Needless to say, I needed to find a new way to avoid loneliness. So I found Niamh’s apartment! Niamh was another student on our trip with a beautiful view in her dorm, fast wifi from her computer hotspot, and most of the time she had beer & wine. Sarang, Niamh, and I ended up there every afternoon to watch some Riverdale on Netflix and maybe work on some of our homework. The three of us turned out to be the best of friends, and I have study abroad to thank for that…and Archikins. #RiverdaleStrong!
Stage Four : Homesickness
Homesickness. This is something that I figured I wouldn’t even experience. As I sat in my apartment in Gainesville, I was looking up things to do in all of the places we’d go, and I couldn’t imagine that I would get homesick during my five week trip of a lifetime. Boy, was I wrong!

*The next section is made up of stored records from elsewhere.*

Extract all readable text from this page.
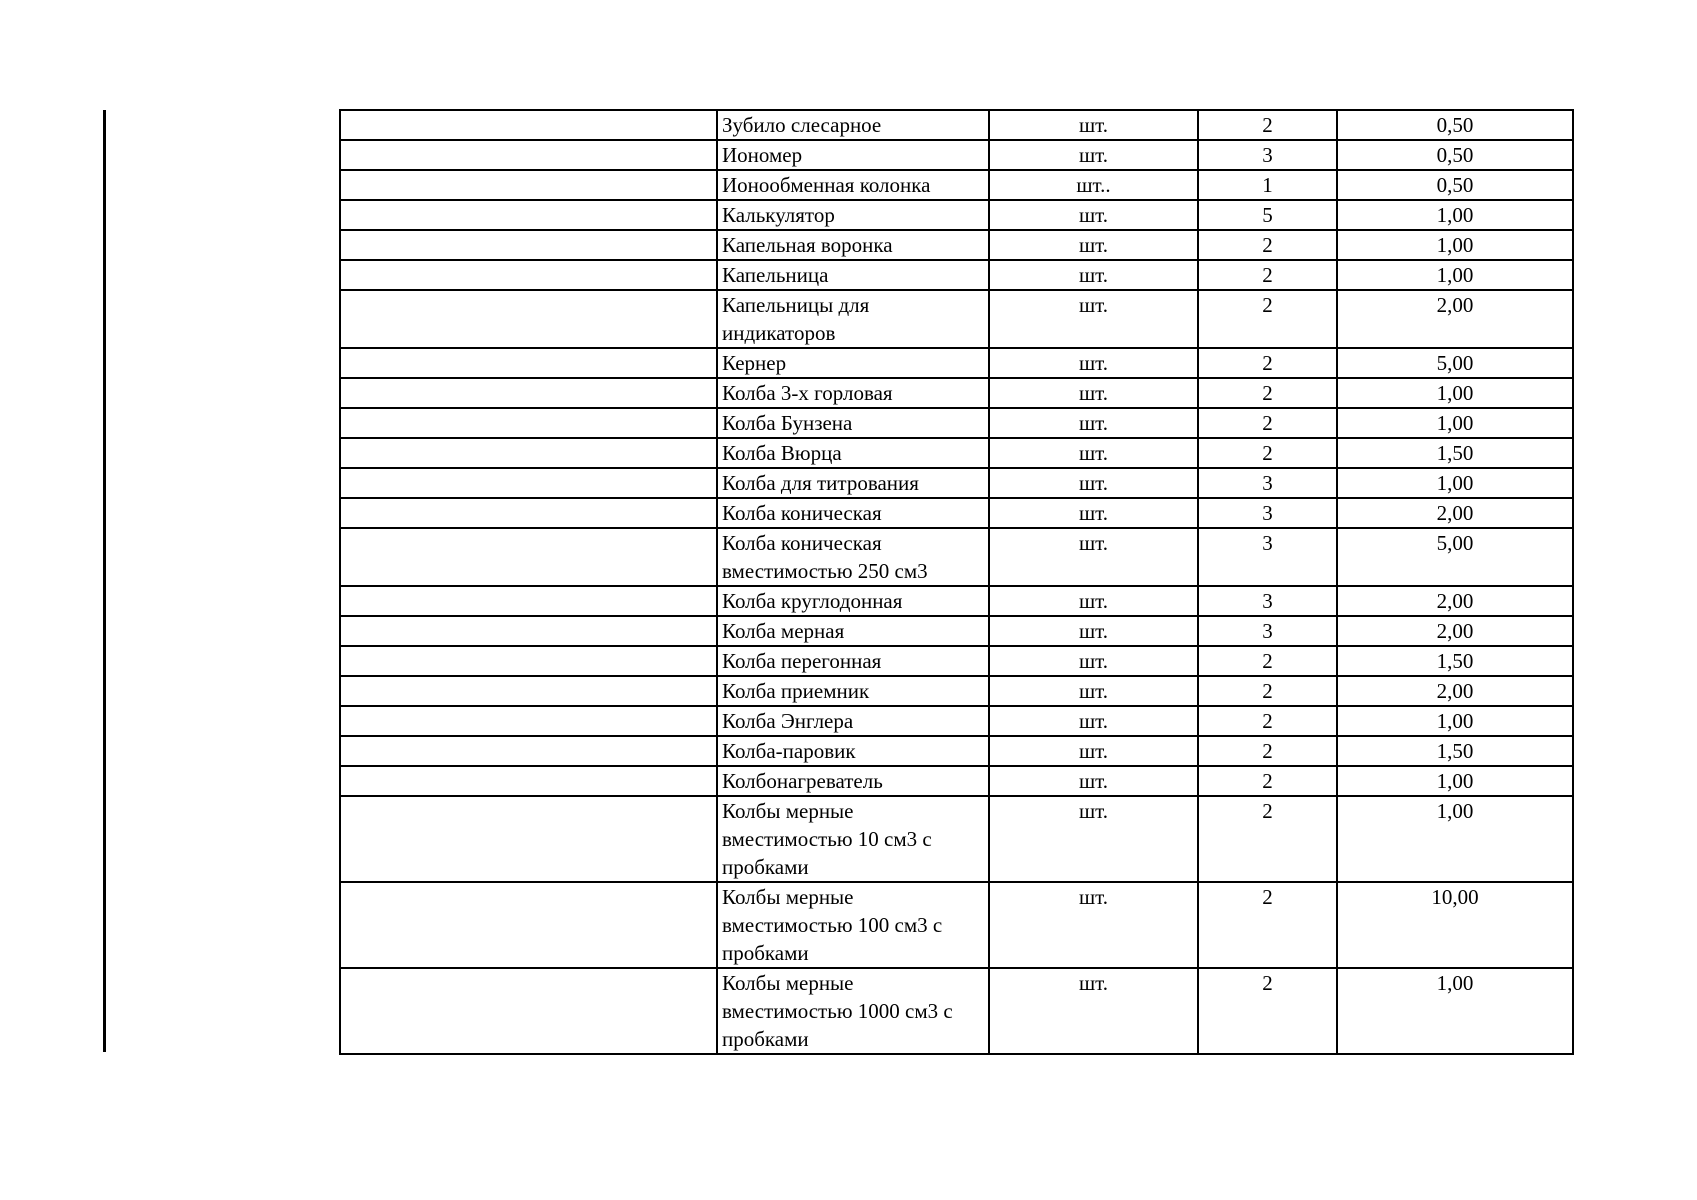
	Зубило слесарное	шт.	2	0,50
	Иономер	шт.	3	0,50
	Ионообменная колонка	шт..	1	0,50
	Калькулятор	шт.	5	1,00
	Капельная воронка	шт.	2	1,00
	Капельница	шт.	2	1,00
	Капельницы для индикаторов	шт.	2	2,00
	Кернер	шт.	2	5,00
	Колба 3-х горловая	шт.	2	1,00
	Колба Бунзена	шт.	2	1,00
	Колба Вюрца	шт.	2	1,50
	Колба для титрования	шт.	3	1,00
	Колба коническая	шт.	3	2,00
	Колба коническая вместимостью 250 см3	шт.	3	5,00
	Колба круглодонная	шт.	3	2,00
	Колба мерная	шт.	3	2,00
	Колба перегонная	шт.	2	1,50
	Колба приемник	шт.	2	2,00
	Колба Энглера	шт.	2	1,00
	Колба-паровик	шт.	2	1,50
	Колбонагреватель	шт.	2	1,00
	Колбы мерные вместимостью 10 см3 с пробками	шт.	2	1,00
	Колбы мерные вместимостью 100 см3 с пробками	шт.	2	10,00
	Колбы мерные вместимостью 1000 см3 с пробками	шт.	2	1,00
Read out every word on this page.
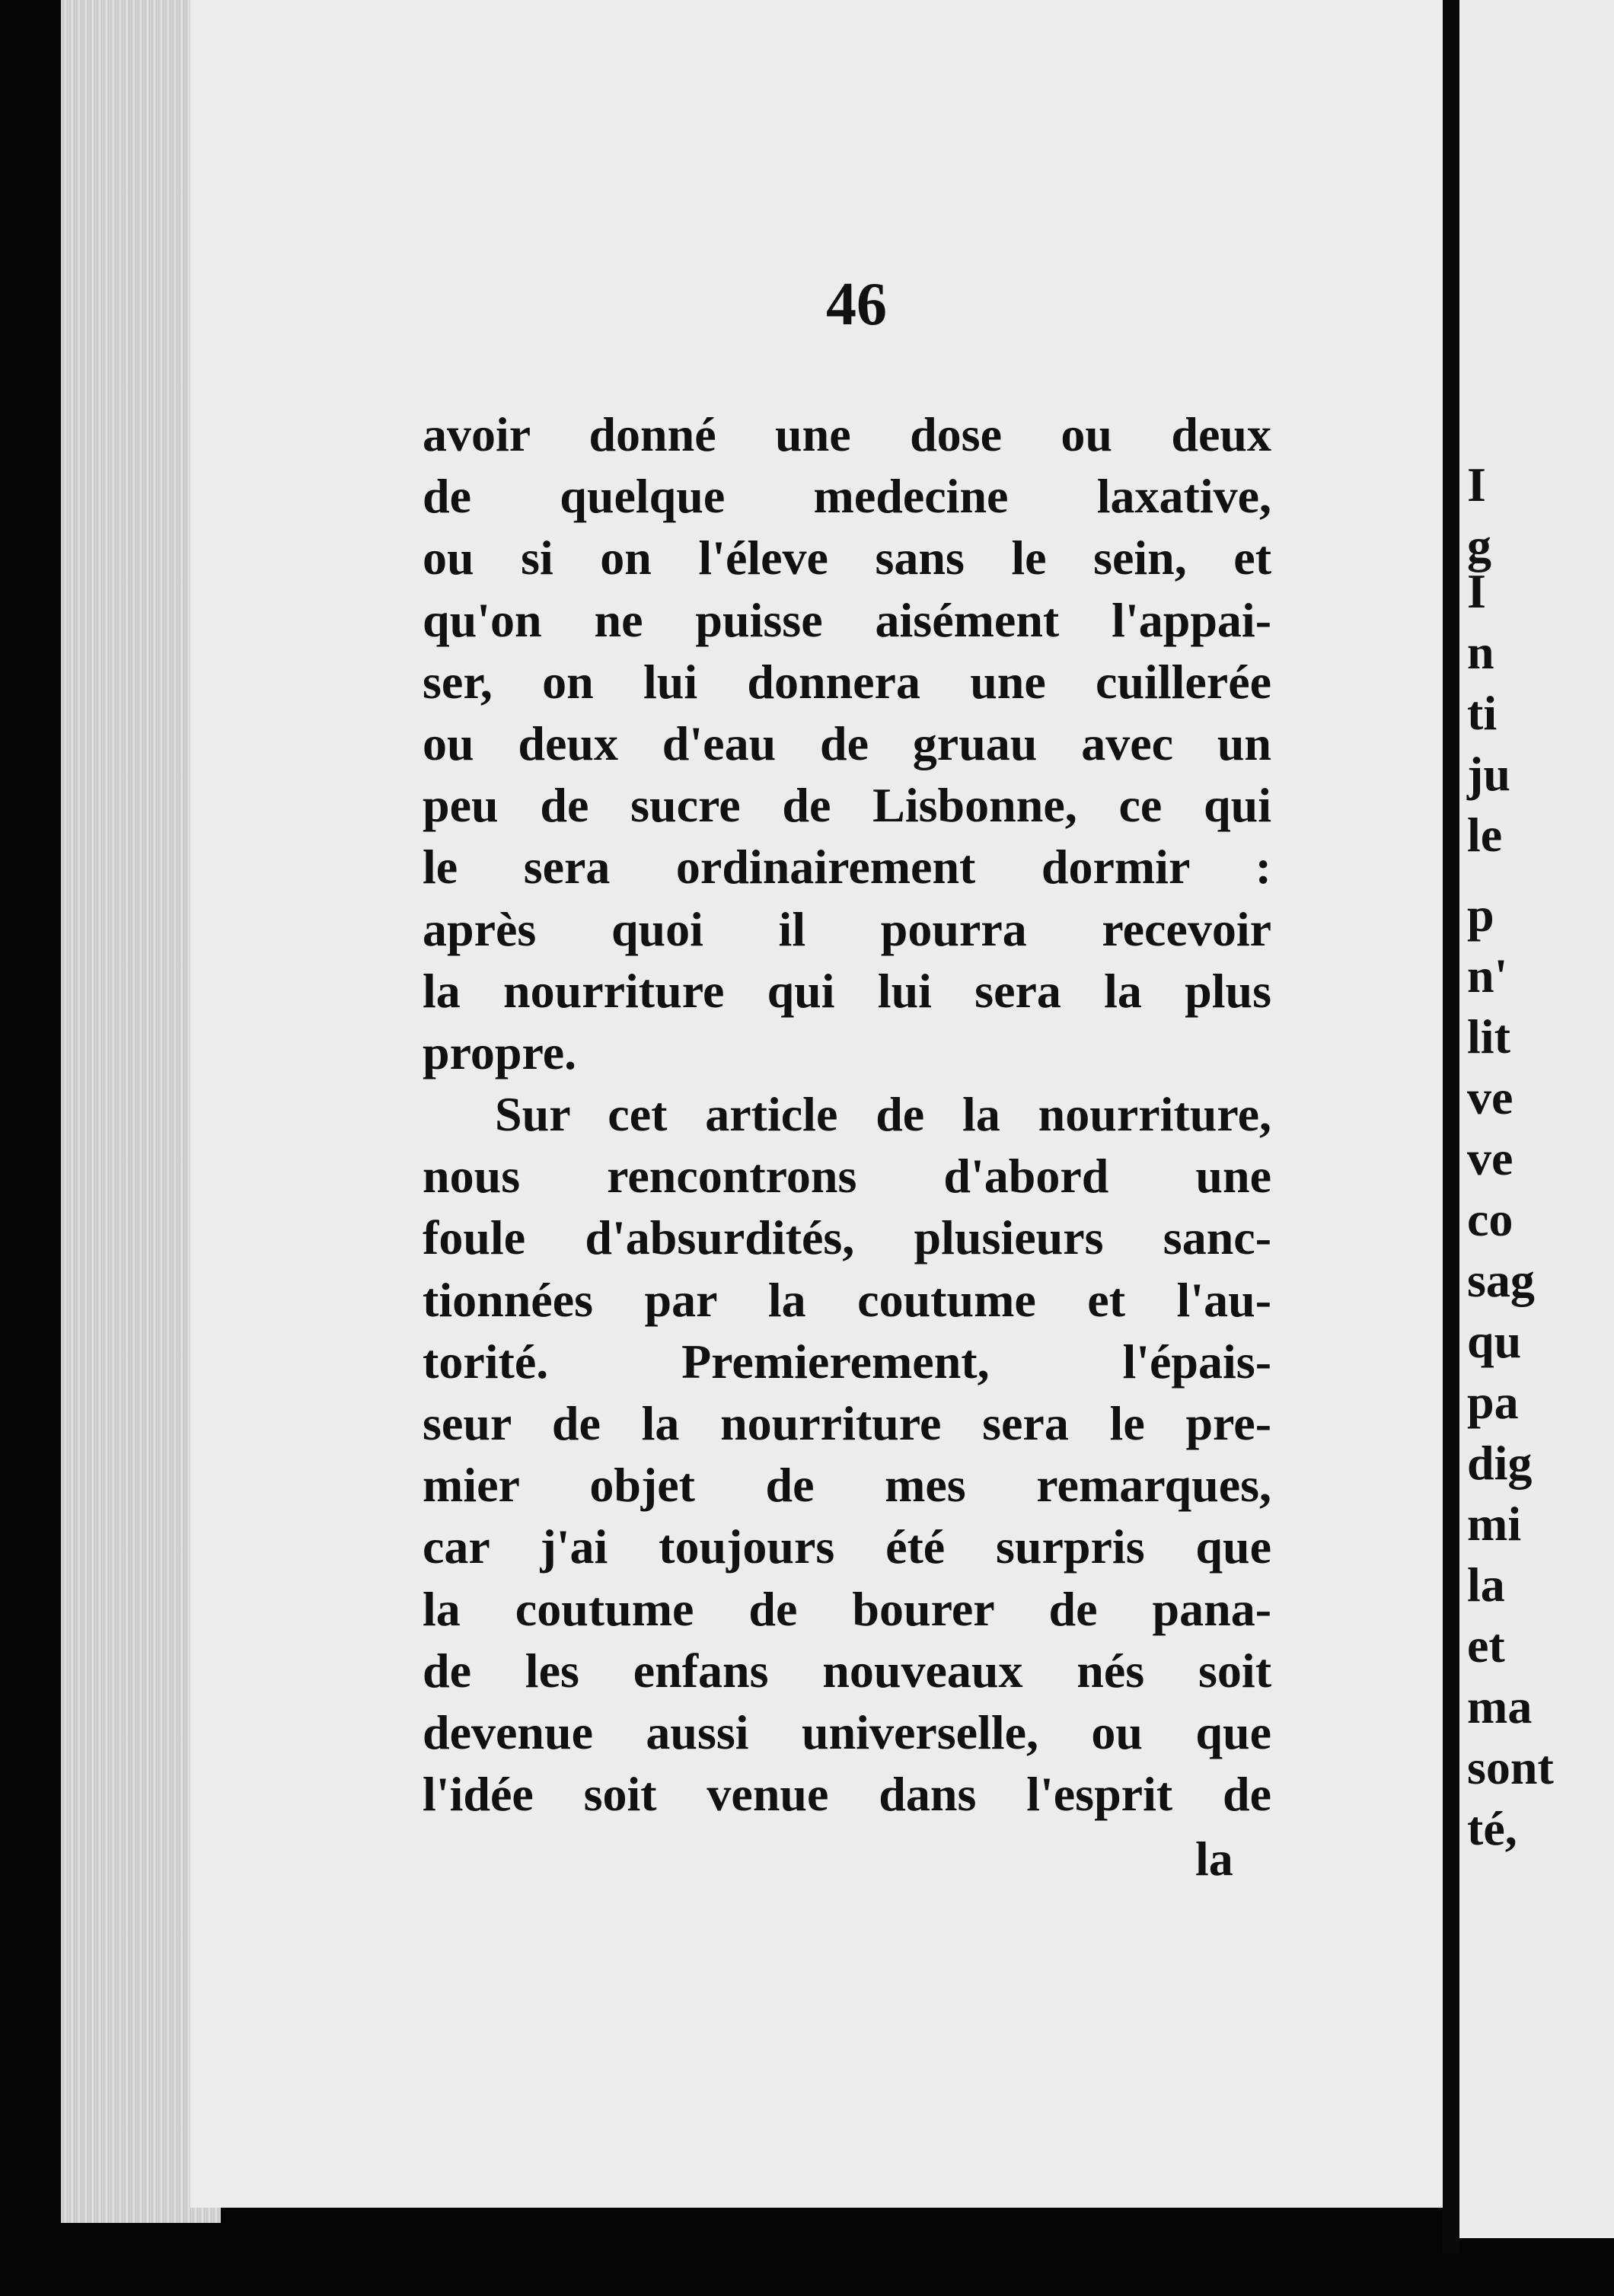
I
g
I
n
ti
ju
le
p
n'
lit
ve
ve
co
sag
qu
pa
dig
mi
la
et
ma
sont
té,
46
avoir donné une dose ou deux
de quelque medecine laxative,
ou si on l'éleve sans le sein, et
qu'on ne puisse aisément l'appai-
ser, on lui donnera une cuillerée
ou deux d'eau de gruau avec un
peu de sucre de Lisbonne, ce qui
le sera ordinairement dormir :
après quoi il pourra recevoir
la nourriture qui lui sera la plus
propre.
Sur cet article de la nourriture,
nous rencontrons d'abord une
foule d'absurdités, plusieurs sanc-
tionnées par la coutume et l'au-
torité. Premierement, l'épais-
seur de la nourriture sera le pre-
mier objet de mes remarques,
car j'ai toujours été surpris que
la coutume de bourer de pana-
de les enfans nouveaux nés soit
devenue aussi universelle, ou que
l'idée soit venue dans l'esprit de
la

The whole trip was full of excursions and excitement. That is, until the last week and a half. For about the last ten days, we had no impending trips to look forward to, so going home was our light at the end of the tunnel. My dad asked me, “Well wouldn’t you rather be in class in Germany than be in class in Gainesville?” Sure, I thought, Maybe if I was in actual Frankfurt or Berlin, but Frankfurt (Oder)? No. I’ll take my nice bed, my warm friends, and my cute little dog in Florida right about now! I distinctly remember toasting during one of our final dinners in Poznan, Poland to going home!
Stage Five : Serenity
This stage is another that I would like to rename… So, here’s to the Graduation Goggles stage. This is where you start to realize that it is all coming to an end soon, and the things you once didn’t care for, you thought you couldn’t live without. That creepy man in the Slubice McDonald’s? I’ll miss him! The bonfire that was overtaken by vengeful mosquitos? No place I’d rather be! The Dominos pizza that came from Poland because Frankfurt (Oder) was too small to need one? Wouldn’t want pizza from anywhere else! The Kaufland grocery store that had literally anything you could need and for a great price? PLEASE COME TO FLORIDA! And, perhaps the thing that we’ll all miss most, doners! These three euro doner boxes are what got me through every day while studying at Viadrina. Thankfully, I found a doner restaurant in St. Petersburg! But, as much as I’ll miss everything about the beautiful places we visited, nothing can replace the multitude of memories we made or the friendships we’ve formed.